At first glance, you would think: how paradoxical. The liberal Dutch who were shocked at almost nothing were almost all very decent. Compare that to these US supposed top role models of strict Jewish morality in prude Christian society, who, one after the other, were inappropriate.
It reminds me of another seeming absurdity I witnessed between the two countries. In the late 1970s, the US general public was very anti-Gay. The heydays of Anita Bryant. Meanwhile, the Netherlands just started to discover sexual diversity and slowly was getting used to people being diverse. Discriminatory laws were long gone and in the end, Gay marriage would start exactly there, in the Low Countries.
However, one never saw any Gay porno being sold openly. There were some naughty magazines for Straight men for sale in kiosks but that was it. But when I visited the US, I was shocked to see Gay (and Straight) porn being sold openly at every street corner. Was that their idea of freedom of the press? Was that capitalism, that Gay sex is not OK unless you can make money from it? Was that their concept of sex: pornography?
But on further thought, neither case (more sexual and other abuse at school and homophobia in society in the US) was illogical at all.
When a culture holds that sex is lewd and should be repressed, many people need to hide and stifle their true sexual wishes. But suppression only works for so long. And also, when sex is indecent, no one is suspected of abuse unless it’s way too late.

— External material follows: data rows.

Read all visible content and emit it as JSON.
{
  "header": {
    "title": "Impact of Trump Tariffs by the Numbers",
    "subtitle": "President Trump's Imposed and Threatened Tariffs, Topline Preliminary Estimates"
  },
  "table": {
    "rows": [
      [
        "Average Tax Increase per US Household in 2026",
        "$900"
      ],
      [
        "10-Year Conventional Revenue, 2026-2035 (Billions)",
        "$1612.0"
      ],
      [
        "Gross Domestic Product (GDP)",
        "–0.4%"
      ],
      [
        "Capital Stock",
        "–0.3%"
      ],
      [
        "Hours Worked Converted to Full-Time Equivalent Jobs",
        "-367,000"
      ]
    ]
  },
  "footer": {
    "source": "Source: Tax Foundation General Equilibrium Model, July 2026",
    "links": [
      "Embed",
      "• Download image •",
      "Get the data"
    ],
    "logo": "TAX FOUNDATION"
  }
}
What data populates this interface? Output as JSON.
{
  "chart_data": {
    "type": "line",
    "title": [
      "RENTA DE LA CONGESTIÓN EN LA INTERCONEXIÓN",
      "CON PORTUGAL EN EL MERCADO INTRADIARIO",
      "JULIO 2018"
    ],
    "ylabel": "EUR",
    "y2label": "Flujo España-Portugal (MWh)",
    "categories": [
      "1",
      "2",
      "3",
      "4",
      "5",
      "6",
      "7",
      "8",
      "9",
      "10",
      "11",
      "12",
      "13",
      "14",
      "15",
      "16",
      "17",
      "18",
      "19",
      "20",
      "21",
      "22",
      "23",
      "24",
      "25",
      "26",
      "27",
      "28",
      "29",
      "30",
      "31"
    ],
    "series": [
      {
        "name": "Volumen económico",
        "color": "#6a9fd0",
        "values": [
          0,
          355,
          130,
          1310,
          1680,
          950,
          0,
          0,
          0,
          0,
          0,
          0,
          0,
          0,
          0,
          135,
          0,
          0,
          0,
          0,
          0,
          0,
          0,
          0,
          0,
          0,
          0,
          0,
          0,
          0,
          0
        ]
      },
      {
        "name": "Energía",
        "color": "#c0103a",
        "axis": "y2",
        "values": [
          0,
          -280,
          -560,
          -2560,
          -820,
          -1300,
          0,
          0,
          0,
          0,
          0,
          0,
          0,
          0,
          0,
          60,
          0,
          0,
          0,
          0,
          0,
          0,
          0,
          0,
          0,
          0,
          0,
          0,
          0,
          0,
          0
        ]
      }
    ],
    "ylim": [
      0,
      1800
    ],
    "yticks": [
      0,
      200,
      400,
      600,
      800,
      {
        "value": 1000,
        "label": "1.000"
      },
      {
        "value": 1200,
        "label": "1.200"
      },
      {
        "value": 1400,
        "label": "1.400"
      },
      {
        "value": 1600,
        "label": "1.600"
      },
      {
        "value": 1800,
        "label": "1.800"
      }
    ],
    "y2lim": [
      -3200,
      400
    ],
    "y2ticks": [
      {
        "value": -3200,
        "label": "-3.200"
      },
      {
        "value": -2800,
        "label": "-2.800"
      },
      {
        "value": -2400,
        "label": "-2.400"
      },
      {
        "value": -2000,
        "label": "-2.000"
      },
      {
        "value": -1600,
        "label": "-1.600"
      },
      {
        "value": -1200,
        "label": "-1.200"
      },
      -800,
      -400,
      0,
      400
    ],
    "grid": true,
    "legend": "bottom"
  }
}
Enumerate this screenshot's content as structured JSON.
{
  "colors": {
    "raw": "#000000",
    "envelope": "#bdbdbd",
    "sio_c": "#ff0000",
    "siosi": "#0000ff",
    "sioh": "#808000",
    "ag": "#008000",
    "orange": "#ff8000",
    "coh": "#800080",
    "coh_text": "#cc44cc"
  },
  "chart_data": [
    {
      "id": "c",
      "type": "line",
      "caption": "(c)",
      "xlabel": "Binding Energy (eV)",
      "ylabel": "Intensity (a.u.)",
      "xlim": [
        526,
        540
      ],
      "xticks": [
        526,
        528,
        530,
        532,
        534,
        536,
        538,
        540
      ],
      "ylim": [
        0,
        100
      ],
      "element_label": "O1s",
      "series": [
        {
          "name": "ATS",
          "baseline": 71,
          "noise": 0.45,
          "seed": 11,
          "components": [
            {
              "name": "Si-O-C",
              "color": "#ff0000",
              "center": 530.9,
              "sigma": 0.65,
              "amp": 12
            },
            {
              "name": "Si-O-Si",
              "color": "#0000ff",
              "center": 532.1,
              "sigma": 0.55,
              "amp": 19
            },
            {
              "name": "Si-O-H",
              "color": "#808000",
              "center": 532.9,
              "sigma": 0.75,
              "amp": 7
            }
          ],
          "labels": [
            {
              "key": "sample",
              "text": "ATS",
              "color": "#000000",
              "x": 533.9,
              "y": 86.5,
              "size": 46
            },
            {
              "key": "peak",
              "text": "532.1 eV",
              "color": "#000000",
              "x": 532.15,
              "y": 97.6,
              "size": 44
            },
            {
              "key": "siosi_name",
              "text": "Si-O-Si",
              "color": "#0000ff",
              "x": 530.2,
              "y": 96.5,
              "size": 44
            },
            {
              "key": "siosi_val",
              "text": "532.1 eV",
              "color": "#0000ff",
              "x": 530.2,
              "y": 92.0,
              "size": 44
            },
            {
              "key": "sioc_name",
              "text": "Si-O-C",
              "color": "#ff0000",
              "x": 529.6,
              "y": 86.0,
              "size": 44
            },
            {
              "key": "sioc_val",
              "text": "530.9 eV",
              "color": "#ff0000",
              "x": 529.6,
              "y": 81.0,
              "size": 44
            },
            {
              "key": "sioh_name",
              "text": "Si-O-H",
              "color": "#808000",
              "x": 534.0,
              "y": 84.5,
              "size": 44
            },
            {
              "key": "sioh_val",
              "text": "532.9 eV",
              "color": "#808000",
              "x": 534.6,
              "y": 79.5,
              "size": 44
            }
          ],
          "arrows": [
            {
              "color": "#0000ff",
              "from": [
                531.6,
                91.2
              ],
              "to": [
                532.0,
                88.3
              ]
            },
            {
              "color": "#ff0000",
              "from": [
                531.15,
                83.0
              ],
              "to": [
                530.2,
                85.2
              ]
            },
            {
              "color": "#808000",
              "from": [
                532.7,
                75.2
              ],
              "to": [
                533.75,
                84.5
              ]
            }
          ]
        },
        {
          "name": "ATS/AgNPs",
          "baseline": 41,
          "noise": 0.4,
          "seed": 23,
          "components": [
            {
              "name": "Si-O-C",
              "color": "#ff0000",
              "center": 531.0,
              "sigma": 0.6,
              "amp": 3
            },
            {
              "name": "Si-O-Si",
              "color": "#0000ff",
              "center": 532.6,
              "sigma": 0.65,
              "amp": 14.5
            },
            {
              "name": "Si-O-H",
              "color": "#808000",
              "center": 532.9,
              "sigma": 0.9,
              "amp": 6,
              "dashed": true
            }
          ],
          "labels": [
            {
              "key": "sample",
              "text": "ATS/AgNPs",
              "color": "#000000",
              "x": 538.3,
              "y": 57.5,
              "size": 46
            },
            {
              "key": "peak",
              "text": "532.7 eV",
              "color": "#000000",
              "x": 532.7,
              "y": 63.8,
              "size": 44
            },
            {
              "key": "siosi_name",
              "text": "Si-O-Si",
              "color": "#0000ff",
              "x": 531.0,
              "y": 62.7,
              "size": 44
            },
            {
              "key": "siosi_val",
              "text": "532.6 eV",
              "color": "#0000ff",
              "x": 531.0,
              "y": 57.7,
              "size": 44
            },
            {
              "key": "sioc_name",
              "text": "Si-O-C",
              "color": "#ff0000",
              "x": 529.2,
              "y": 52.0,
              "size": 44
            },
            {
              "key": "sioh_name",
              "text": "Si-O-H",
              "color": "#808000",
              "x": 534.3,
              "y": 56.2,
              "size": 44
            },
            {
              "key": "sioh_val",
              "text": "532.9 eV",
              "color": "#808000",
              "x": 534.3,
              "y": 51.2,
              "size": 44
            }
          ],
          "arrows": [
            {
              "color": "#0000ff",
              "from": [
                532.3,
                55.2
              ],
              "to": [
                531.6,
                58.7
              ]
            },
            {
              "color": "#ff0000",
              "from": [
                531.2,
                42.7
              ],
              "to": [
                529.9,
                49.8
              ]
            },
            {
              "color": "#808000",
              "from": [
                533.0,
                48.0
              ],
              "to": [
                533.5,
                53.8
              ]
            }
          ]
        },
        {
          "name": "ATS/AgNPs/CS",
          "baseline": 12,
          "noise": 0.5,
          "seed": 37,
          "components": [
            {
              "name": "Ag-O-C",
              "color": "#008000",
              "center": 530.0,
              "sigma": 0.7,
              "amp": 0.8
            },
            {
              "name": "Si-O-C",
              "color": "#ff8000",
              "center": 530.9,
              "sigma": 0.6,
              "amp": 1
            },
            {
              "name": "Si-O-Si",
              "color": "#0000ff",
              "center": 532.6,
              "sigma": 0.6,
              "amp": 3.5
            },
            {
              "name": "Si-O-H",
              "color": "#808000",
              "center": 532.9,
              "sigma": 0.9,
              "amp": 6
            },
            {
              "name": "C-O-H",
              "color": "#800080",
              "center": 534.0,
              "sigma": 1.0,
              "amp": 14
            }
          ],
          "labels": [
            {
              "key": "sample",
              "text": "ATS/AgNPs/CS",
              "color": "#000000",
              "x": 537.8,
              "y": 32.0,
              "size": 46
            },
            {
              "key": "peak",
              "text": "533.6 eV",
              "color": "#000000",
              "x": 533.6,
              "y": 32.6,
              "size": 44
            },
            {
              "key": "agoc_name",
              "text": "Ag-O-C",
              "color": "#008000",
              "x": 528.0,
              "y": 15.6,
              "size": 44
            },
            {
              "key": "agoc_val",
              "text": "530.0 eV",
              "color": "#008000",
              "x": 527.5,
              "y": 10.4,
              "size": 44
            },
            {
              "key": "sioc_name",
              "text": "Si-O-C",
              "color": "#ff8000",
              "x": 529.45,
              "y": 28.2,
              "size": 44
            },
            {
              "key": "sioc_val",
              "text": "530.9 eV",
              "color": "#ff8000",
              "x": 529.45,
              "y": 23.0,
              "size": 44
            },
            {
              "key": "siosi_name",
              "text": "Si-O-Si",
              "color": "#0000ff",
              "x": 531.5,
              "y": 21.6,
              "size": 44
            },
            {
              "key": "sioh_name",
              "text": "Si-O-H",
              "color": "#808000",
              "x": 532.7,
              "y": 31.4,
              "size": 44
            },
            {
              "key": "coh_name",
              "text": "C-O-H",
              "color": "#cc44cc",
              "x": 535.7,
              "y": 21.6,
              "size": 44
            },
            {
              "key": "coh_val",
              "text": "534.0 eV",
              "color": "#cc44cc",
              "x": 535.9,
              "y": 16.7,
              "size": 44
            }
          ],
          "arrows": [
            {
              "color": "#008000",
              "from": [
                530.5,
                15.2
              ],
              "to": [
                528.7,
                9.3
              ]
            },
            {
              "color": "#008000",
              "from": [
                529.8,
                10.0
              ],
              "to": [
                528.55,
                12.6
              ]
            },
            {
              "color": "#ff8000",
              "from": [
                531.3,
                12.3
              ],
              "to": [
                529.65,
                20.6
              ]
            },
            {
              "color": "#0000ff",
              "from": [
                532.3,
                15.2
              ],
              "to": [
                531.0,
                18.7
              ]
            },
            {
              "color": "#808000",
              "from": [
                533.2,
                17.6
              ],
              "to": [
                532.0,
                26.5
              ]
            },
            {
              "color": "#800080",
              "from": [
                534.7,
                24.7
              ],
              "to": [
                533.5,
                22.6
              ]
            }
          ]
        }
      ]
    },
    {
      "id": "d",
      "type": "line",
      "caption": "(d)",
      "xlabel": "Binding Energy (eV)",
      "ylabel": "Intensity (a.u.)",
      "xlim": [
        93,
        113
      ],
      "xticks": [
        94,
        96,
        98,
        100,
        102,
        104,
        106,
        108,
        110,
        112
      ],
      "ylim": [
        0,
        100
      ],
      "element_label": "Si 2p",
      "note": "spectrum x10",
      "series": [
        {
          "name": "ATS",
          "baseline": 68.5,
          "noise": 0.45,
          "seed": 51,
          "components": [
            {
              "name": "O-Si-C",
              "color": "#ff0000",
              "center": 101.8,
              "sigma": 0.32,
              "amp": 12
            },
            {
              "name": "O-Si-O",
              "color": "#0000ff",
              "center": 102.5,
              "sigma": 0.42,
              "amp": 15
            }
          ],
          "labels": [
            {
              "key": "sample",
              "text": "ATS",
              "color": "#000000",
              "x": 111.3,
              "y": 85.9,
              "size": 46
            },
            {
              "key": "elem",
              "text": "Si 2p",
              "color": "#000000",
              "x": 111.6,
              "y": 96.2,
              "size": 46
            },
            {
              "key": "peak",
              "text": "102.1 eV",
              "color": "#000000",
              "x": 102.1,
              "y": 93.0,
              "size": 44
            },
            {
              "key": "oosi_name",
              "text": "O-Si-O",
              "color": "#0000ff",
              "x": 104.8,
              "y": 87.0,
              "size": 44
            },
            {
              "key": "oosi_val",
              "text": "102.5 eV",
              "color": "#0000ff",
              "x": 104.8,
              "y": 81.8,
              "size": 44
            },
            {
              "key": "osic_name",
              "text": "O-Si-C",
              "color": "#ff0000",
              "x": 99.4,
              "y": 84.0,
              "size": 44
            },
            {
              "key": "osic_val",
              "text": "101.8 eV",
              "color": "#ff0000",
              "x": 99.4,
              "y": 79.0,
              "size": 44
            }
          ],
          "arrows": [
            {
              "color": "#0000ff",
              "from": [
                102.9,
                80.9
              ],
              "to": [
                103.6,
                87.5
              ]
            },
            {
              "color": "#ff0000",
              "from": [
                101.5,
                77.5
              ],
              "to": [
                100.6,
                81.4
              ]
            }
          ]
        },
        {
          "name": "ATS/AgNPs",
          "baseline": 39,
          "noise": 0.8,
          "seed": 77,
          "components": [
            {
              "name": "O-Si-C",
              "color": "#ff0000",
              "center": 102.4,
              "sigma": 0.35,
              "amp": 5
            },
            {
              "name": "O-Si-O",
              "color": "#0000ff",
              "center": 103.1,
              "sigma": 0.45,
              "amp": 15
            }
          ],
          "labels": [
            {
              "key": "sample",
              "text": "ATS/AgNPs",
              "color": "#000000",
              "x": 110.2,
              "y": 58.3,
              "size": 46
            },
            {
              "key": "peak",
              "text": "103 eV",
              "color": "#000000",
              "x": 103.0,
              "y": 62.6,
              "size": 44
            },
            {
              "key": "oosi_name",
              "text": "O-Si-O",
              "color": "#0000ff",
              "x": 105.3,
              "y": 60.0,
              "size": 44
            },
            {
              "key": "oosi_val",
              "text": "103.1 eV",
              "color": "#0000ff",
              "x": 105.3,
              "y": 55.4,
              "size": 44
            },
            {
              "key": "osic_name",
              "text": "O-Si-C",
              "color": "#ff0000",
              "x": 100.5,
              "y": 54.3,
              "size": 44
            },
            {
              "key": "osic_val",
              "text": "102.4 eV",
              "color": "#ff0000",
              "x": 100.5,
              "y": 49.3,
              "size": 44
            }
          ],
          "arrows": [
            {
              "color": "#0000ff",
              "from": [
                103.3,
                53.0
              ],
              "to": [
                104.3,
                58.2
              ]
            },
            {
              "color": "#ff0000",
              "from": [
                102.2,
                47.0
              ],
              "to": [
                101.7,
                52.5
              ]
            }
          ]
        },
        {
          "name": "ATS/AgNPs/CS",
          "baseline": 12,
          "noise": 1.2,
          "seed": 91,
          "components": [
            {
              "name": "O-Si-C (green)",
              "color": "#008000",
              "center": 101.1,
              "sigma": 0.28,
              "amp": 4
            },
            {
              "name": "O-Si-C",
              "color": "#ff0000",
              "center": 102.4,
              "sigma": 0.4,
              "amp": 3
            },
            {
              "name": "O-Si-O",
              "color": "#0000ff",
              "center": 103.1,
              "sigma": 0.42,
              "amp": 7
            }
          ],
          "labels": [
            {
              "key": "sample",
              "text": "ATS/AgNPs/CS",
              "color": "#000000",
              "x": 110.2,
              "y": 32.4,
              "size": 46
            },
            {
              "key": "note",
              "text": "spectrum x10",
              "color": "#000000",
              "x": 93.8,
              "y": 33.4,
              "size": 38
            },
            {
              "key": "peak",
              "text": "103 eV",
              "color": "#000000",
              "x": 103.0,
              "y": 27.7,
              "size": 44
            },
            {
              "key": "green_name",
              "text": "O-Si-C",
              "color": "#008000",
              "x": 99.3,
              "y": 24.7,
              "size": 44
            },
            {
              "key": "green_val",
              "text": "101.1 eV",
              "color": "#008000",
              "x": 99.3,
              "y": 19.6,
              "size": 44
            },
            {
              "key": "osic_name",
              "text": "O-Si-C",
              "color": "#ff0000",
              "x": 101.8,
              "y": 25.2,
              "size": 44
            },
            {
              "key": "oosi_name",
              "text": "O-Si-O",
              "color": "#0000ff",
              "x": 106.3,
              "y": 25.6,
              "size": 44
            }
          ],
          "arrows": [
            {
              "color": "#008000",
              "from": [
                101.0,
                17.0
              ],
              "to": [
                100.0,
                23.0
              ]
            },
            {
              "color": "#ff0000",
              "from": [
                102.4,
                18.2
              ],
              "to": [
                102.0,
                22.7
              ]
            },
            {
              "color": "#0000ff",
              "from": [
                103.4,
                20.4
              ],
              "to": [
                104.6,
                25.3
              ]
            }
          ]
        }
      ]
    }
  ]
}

American society was also much more violent than where I grew up. I was shocked to hear that boys, even in a frum school, would beat each other up regularly, daily. Wasn’t that completely against the Torah? I never witnessed one fight between schoolboys in all my student years.
When all is in the open and everyone is allowed to be human, one may talk (and cry) about any challenge to stay upright. No need to explode from sexual frustration and take it out on the unsuspecting innocent vulnerable. And when abuse is a possibility, prevention becomes doable.
In all-but-one Jewish communities, sex is seen as holy and not dirty. But when we copy classical Christian ethics, which views all pleasure as base, excesses are to be expected. We need to loosen up and try to be human instead of so saintly. Then, being pious becomes viable. Sanctimonious pretense backfires. So, prudery seems to lead to sexual abuse and sexual libertarianism breeds sexual respect. That should teach us something.
Till this day, nothing seemed changed. Another American frum school just kicked out GLBTQ advocates. Compare that to the Amsterdam frum community. Recently, a visiting American rabbi wrote something slightly anti-Gay. The head of the Amsterdam Jewish community furiously stated that Gay people are an integral and respected part of our community and no one gets to discriminate or humiliate any of the members and he was put on leave. I’d summarize: if you’re not decent, you can’t be holy.
When you overdo striving for properness, you create a lack of holiness. When you prioritize being human and decent, you may get to sanctity.